Но только это не наш город. Явно другой… Подальше там, за нашей, вроде, оградой.
Слева к белым домам подходили заросли густых деревьев. Из зарослей вышел маленький олень, подросток. Он пошел по асфальтовому тротуару вдоль домов. И сразу из зарослей вслед выскочила его мамаша и пошла за ним. А потом вышел и отец с ветвистыми рогами.
Я почувствовал, что меня перестали держать, сдавливать. Все смотрели молча, как друг за другом вдоль домов идут по тротуару.
– Миля, да где же ты? – прошептал я. – Там олени.
Время жалеть
Повязка. Почему так ясно: она черная. Хотя не видел вообще как надели, как незаметно. И прилегает очень плотно к лицу, плотно, глаза открыть нельзя. Только не жесткая, совсем не жесткая, толстая, мягкая, жаркая, даже потно. А какой день был хороший, суббота, шли лесом, лето, прогулка, все близкие, места знакомые. Впереди поляна большая, на ней толпа. Какие-то люди перемещаются, натыкаются, огибают, обходят, но все по кругу, все по кругу.

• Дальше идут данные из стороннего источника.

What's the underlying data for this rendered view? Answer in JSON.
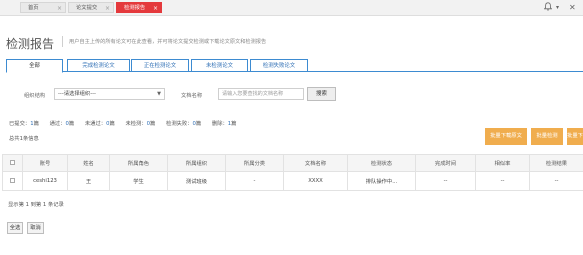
{
  "topbar": {
    "tabs": [
      {
        "label": "首页",
        "close": "×"
      },
      {
        "label": "论文提交",
        "close": "×"
      },
      {
        "label": "检测报告",
        "close": "×"
      }
    ],
    "icons": [
      "bell-icon",
      "chevron-down-icon",
      "close-icon"
    ]
  },
  "header": {
    "title": "检测报告",
    "description": "用户自主上传的所有论文可在此查看，并可将论文提交检测或下载论文原文和检测报告"
  },
  "subtabs": [
    "全部",
    "完成检测论文",
    "正在检测论文",
    "未检测论文",
    "检测失败论文"
  ],
  "filters": {
    "org_label": "组织结构",
    "org_value": "---请选择组织---",
    "doc_label": "文档名称",
    "doc_placeholder": "请输入您要查找的文档名称",
    "search_label": "搜索"
  },
  "stats": [
    {
      "label": "已提交：",
      "value": "1",
      "unit": "篇"
    },
    {
      "label": "通过：",
      "value": "0",
      "unit": "篇"
    },
    {
      "label": "未通过：",
      "value": "0",
      "unit": "篇"
    },
    {
      "label": "未检测：",
      "value": "0",
      "unit": "篇"
    },
    {
      "label": "检测失败：",
      "value": "0",
      "unit": "篇"
    },
    {
      "label": "删除：",
      "value": "1",
      "unit": "篇"
    }
  ],
  "total_info": "总共1条信息",
  "actions": [
    "批量下载原文",
    "批量检测",
    "批量下"
  ],
  "table": {
    "columns": [
      "",
      "账号",
      "姓名",
      "所属角色",
      "所属组织",
      "所属分类",
      "文档名称",
      "检测状态",
      "完成时间",
      "相似率",
      "检测结果"
    ],
    "rows": [
      [
        "",
        "ceshi123",
        "王",
        "学生",
        "测试班级",
        "-",
        "XXXX",
        "排队操作中...",
        "--",
        "--",
        "--"
      ]
    ]
  },
  "page_info": "显示第 1 到第 1 条记录",
  "footer": {
    "select_all": "全选",
    "cancel": "取消"
  },
  "colors": {
    "accent_red": "#e4393c",
    "tab_blue": "#3d8bd1",
    "action_orange": "#f0ad4e",
    "status_orange": "#f08c1a"
  }
}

Мы вошли, вернее, оказались, мы в середине уже и сразу – тьма. Повязка. Деревья, солнце и – тьма. Дочка, жена, остальные?.. Где, где?!.. Когда вытягиваешь руки, то чужое: плечи, рубашки этих впереди, сбоку идущих людей. Но у них как будто – вспомни, точно, – у них не было повязок, а как слепые все равно, и все по кругу. В спину толкают. Куда? Когда не видишь ничего, звуки резче, шевеленья, вздохи толпы. Нужно только понять. Главное, двигаться с ними дальше, а то собьют. Это не танец явно, вперемешку, хаос. Нога во что-то попадает, ведро? но не жестяное, не глубокое. Похоже, похоже шляпа. Такая шляпа – тулья плоская, и круглые, очень большие поля. Бориса шляпа. Пижон, мальчишка, жи-во-писец, до плеч из-под полей бурные кудри. Нога… Еле, чуть не упал, вытащил ногу. Где вы? Дочка, жена, Борис, Роберт-«Роб»?.. Нет. Лишь по траве шуршанье подошв. А если крикнуть, позвать?! Почему не получается крикнуть?.. Раньше слышал: когда операция и слепые глаза, то вдруг видишь линии, красные, синие, а то квадратики, красные, синие. Но когда здоровые, когда закрыты плотно глаза, то появляются, ведь появляются иногда даже вроде живые, так сказать, перед тобой картины, пропадают опять, туман, и другое что-то. Коридор вижу вот, комната будто знакомая, только она пустая, двери распахнуты и никого, ничего, один в пыли абажур висит. Так они умерли оба давным-давно… Мы живем на пятом этаже, мы все соседи: Борис, Роб в квартирах соседских. Мальчишки. Робу двадцать, Борису, правда, больше, и все за Владой, моей дочкой ходят. Когда переехали сюда, лес вообще был рядом, и тут же, точно: «Явились мошки на людях по всей земле…» И – в глаза, они кусали в нос, в уши. Под абажуром у зажженной лампы вечерами зудели, кружились, бабочки бились крыльями, обожженные падали вниз. А потом стало все меньше, меньше, и нет уже их – удалялся лес, срубили, спилили деревья неподалеку, утрамбовали площадку, вбили два столба…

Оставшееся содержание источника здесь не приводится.